しかし、ここで最初の壁にぶつかります。未就学児に正確な帳簿付けは難しく、どうしても実際の残高と数字が合わなくなるのです。
「数字が合わないからもうやりたくない」 そんな息子の挫折を救ったのは、FPとしての私の「割り切り」でした。
「合わなくても大丈夫。これは『諸損(しょそん)』といって、原因不明のズレを調整する項目だよ」
正確さを求めるあまり「お金を意識すること」自体が嫌いになっては本末転倒です。計算のミスには片目をつぶり、諸損で帳尻を合わせてあげる大らかさが子どもの自走を邪魔しないための秘訣でした。初めから完璧である必要はありません。
親の「一貫性」と、戦略としての「祖父母ルート」
お小遣い教育で最も忍耐が必要なのは、子どもが「浪費」をしたときです。 親から見れば「二度と触っていないお菓子のおまけ」でも、本人は「後悔なし」と言い切ります。友達との共通の話題になった「ポケモンカード」などは、立派な生きた消費です。
たとえ「すぐ飽きそうだな」と思っても、本人が選んだならグッと堪えて見守る。そして、もし予算を使い切ってしまっても、親は絶対に補填しません。ここで甘やかしては、予算の概念が崩れてしまうからです。
ただし、どうしてもという時の「救済策」は用意しています。それは、祖父母という「外部資本」です。
親は常に「ルールを守る一貫した存在」であり続け、祖父母には「困った時のセーフティネット」としての役割を担ってもらう。この役割分担が、親子の信頼関係を守りつつ、社会の厳しさと温かさを同時に教えることになると考えています。
小1のステップアップ:本物の銀行への預け入れ
1年間のトレーニングを経て、この春に小学1年生になった長男は、さらなるステップへ進みました。 今年の1月、彼がいただいたお年玉は約3万円。彼は自ら、次のような「資産の切り分け」を行いました。
昨年の実績から、お小遣いとしての「運用資金」に1万円(月々約800円)。

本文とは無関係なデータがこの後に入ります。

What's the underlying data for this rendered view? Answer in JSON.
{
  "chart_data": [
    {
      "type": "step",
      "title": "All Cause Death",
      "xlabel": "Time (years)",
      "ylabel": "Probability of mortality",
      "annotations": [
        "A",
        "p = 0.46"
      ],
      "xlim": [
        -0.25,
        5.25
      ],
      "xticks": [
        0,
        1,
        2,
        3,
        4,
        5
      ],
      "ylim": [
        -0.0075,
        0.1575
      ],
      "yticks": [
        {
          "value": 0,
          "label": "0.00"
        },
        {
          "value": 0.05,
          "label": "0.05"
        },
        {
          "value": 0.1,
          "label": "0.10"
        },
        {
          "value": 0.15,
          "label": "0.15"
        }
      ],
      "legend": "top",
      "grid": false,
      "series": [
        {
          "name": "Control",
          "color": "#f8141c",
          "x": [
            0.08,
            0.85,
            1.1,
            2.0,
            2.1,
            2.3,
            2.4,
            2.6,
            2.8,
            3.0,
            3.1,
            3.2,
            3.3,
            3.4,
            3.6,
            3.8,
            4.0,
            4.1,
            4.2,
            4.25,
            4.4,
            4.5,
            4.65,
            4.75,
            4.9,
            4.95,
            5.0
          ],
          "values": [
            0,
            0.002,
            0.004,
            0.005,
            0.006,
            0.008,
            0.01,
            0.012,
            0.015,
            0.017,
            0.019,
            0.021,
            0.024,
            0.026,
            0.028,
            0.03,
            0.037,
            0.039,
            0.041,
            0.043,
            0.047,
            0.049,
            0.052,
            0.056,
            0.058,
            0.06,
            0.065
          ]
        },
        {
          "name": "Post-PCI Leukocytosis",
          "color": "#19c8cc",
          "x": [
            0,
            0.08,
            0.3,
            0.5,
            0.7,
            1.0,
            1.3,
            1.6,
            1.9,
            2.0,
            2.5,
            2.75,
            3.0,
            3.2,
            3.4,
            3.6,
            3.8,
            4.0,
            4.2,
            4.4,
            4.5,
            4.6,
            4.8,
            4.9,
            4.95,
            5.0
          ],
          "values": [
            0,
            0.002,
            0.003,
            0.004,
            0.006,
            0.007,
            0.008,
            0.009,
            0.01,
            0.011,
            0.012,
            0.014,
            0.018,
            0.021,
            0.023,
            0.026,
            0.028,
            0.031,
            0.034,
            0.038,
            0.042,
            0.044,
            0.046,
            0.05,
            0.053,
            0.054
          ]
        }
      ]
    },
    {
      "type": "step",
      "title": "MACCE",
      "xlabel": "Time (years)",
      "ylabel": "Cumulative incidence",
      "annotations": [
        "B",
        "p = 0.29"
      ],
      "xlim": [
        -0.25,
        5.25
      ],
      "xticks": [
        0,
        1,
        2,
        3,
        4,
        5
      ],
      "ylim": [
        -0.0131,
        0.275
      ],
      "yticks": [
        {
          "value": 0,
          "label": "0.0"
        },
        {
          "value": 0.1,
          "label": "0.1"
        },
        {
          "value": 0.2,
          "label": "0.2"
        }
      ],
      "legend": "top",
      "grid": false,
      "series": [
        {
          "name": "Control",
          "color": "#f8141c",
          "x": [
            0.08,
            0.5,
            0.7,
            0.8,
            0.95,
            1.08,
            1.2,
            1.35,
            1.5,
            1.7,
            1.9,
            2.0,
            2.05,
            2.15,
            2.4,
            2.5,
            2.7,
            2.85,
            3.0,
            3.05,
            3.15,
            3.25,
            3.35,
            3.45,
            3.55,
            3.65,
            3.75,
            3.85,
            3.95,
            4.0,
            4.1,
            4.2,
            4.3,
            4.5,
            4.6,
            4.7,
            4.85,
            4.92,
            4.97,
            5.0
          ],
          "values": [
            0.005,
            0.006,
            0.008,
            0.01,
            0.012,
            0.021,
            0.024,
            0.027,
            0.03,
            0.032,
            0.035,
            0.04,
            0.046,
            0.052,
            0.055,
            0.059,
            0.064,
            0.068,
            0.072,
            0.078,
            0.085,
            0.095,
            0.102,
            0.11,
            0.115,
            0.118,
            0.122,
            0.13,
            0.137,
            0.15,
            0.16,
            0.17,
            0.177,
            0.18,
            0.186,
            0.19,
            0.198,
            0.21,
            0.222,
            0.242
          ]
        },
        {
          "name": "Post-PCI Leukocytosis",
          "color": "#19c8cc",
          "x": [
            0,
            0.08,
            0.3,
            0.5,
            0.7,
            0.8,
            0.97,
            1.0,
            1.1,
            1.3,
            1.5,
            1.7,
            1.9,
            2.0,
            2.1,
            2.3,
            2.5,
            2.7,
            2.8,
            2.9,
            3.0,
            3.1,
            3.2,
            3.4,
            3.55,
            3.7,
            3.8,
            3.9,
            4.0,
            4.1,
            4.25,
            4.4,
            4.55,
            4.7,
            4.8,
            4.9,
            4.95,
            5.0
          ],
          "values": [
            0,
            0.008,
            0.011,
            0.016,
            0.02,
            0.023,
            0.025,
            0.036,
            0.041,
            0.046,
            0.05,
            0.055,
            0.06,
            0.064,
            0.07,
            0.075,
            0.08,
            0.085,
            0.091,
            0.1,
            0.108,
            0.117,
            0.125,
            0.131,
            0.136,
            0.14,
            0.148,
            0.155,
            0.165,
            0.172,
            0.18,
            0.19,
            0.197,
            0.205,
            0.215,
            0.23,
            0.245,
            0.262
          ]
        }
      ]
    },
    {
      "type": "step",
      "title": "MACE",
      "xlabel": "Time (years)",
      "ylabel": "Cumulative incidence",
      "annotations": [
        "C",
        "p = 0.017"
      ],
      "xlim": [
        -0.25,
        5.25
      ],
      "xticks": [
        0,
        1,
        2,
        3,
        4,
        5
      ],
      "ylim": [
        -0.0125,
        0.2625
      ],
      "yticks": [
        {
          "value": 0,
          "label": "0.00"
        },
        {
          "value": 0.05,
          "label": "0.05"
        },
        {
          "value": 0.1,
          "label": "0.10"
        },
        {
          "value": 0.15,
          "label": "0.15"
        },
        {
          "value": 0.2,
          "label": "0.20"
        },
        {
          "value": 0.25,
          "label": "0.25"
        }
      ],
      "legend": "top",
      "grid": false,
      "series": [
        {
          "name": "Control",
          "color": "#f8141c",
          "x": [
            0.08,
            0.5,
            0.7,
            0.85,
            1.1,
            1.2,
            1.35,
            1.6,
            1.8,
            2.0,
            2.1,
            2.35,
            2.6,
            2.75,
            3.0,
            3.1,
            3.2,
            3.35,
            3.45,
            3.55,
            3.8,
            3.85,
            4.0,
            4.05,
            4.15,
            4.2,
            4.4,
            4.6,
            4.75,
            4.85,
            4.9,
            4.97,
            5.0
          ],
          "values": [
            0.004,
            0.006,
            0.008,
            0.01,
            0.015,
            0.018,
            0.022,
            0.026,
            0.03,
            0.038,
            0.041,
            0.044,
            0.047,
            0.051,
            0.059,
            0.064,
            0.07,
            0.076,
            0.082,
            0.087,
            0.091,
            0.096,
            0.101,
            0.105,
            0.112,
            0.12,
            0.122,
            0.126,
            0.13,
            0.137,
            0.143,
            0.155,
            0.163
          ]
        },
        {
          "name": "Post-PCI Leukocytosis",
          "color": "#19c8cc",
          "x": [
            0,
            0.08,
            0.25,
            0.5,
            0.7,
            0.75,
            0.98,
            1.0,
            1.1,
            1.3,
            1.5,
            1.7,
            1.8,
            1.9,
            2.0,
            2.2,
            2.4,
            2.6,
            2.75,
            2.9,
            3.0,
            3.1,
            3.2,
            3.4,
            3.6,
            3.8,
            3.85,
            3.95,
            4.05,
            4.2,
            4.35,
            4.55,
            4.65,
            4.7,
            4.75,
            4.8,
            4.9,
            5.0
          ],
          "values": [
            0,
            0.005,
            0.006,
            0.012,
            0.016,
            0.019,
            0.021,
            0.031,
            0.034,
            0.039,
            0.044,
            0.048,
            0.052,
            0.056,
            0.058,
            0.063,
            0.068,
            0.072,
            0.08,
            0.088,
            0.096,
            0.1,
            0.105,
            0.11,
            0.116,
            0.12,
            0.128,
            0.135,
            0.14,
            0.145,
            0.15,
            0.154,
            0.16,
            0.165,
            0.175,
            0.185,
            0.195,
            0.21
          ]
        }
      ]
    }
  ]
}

そして、残りの2万円を自分の名前の本物の銀行口座へ預け入れに行ったのです。
お小遣い帳の数字が、本物の通帳に刻まれる。 これまで培ってきた「今使う分」の管理に加え、「将来のために守り、増やす分」という中長期的な資産管理の意識が、彼の中に芽生え始めました。
本物の銀行の通帳を手に「これは将来、もっと大きなものを買う時に使うんだ」と誇らしげに語る彼の姿に、3歳の時にうまい棒を買っていたあの日の面影が重なります。
結びに:次なるバトンを妹へ
そして今、わが家では新たな物語が始まろうとしています。 3歳になった妹が、あの日のお兄ちゃんと同じように、革のお財布を手に「原始体験」への準備を整えています。
彼女のお財布には、お兄ちゃんの時の経験を活かし、可愛さと実用性を兼ねた「ベルトフック付きのキーホルダー」を付けました。落とさないための対策も、準備万端です。

お小遣いとは、単なる「お買い物のお金」ではありません。 それは、「自分にとっての幸せとは何か」を試行錯誤し、自分の足で人生を歩むためのトレーニングです。
親として、プロとして。 これからも、子どもたちの「通帳」に刻まれる経験の一歩一歩を、温かく、そして時には厳しく見守っていきたいと思います。